China’s Semiconductor Sector to Undergo Rapid Consolidation in 2017
October 28, 2016 | TrendForceEstimated reading time: 3 minutes

Numerous major participants in the global semiconductor sector are engaging in deal-making to make themselves larger and more competitive. As a result, different industries within the sector will be controlled by fewer companies in the future.
In China, consolidation will also take place within the three broad sections of the semiconductor sector, namely foundry, IC testing/packaging and fabless design. According to the global market research firm TrendForce, various Chinese semiconductor enterprises will be integrated under the “virtual IDM” model during 2017. At the same time, the trend of integration will also become more noticeable among Chinese providers of semiconductor manufacturing equipment.
In the foundry industry, Chinese participants are lagging behind international competitors. Leading domestic foundry SMIC is currently using the 28nm process as its most advanced technology for mass production. While most international foundries have achieved mass production on the 16/14nm processes, the 10nm process is also expected to become available very soon. Hence, SMIC as the major representative of Chinese foundries is technologically behind by two to three generations.
Making rapid transition to the next-generation manufacturing technology is a fundamental part of a foundry’s strategy. However, TrendForce believes the Chinese government prefer that all participants across the domestic semiconductor supply chain are able to make major leaps in development together. The Chinese approach is to have domestic foundries collaborate closely with compatriot IC design houses and testing/packaging companies, thus forming a virtual IDM behemoth. Under this model, domestic companies across the supply chain can respond faster to market trends and improve efficiency in their production.
SMIC’s collaboration with another domestic IC packager JCET on flip-chip bump packaging technology is an example of foundries coordinating efforts to develop both upstream and downstream sections of the supply chain. In sum, Chinese foundries have the central role of fostering closer ties among all domestic industry participants and driving their development. The Chinese government furthermore require deep relations among the three broad sections semiconductor manufacturing, especially with regard to NAND Flash and storage products.
In the IC testing/packaging industry, Chinese participants urgently need to develop or obtain technologies related to the production of mid-range and high-end packages. Having these IPs will give them a strategic edge in the market in the near future.
TrendForce points out that as some IDMs and foundries have crossed into the business of supplying high-end packages, dedicated packaging/testing companies are using mergers and acquisitions as a way to maintain their competitiveness. Deal-making among packaging/testing companies worldwide, however, has also contributed increased market share concentration. Well-known cases include Amkor’s acquisition of J-Devices and the ASE-SPIL merger. Chinese packaging/testing companies likewise have also made moves to strengthen their positions. JCET, for example, acquired STATS ChipPAC, while Nantong Fujitsu Microelectronics acquired from AMD two packaging facilities respectively located in Suzhou China and Penang, Malaysia.

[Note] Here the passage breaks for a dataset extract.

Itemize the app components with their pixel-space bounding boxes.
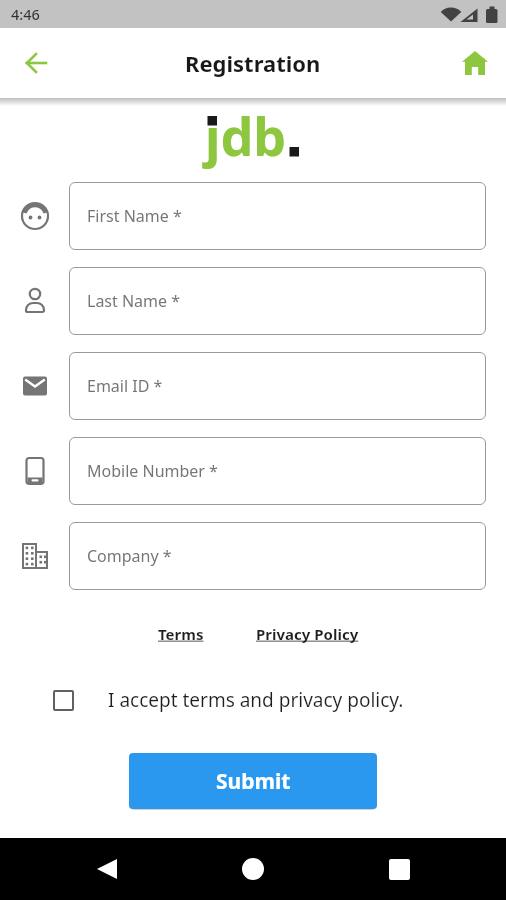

TrendForce believes the Chinese government will continue to support major domestic packaging/testing enterprises in their quests to gain additional IPs and market channels via acquisitions. At the same time, these companies will be required to merge, reorganize and improve their operations. Targets for reorganization in particular are domestic packaging/testing companies that have developed the necessary technologies but have not performed well market-wise.
Chinese companies accounted for just 2.1% of the revenue from the worldwide sales of semiconductor manufacturing equipment in 2015
The most noticeable weakness in China’s semiconductor sector lies in the supply of manufacturing equipment. Currently, this market is an oligopoly dominated by a few international enterprises. According to TrendForce, Chinese equipment providers generated a combined revenue of about RMB 4.7 billion in 2015, representing only 2.1% of the global total. In the same year, the Chinese market accounted for about 14% of the annual revenue from equipment sales worldwide.
The Chinese government is very concerned about the technology gap between domestic and international equipment makers as well as the country’s dependence on imports in this area. Hence, there has been a strong push to consolidate domestic equipment makers as this will eliminate unnecessary competition and rationalize resources for research and development.
It is expected that mergers will take place among domestic equipment makers and research institutions that are working on thin-film deposition technologies. They include Sevenstar, AMEC, Ideal Energy and Shenyang Piotech.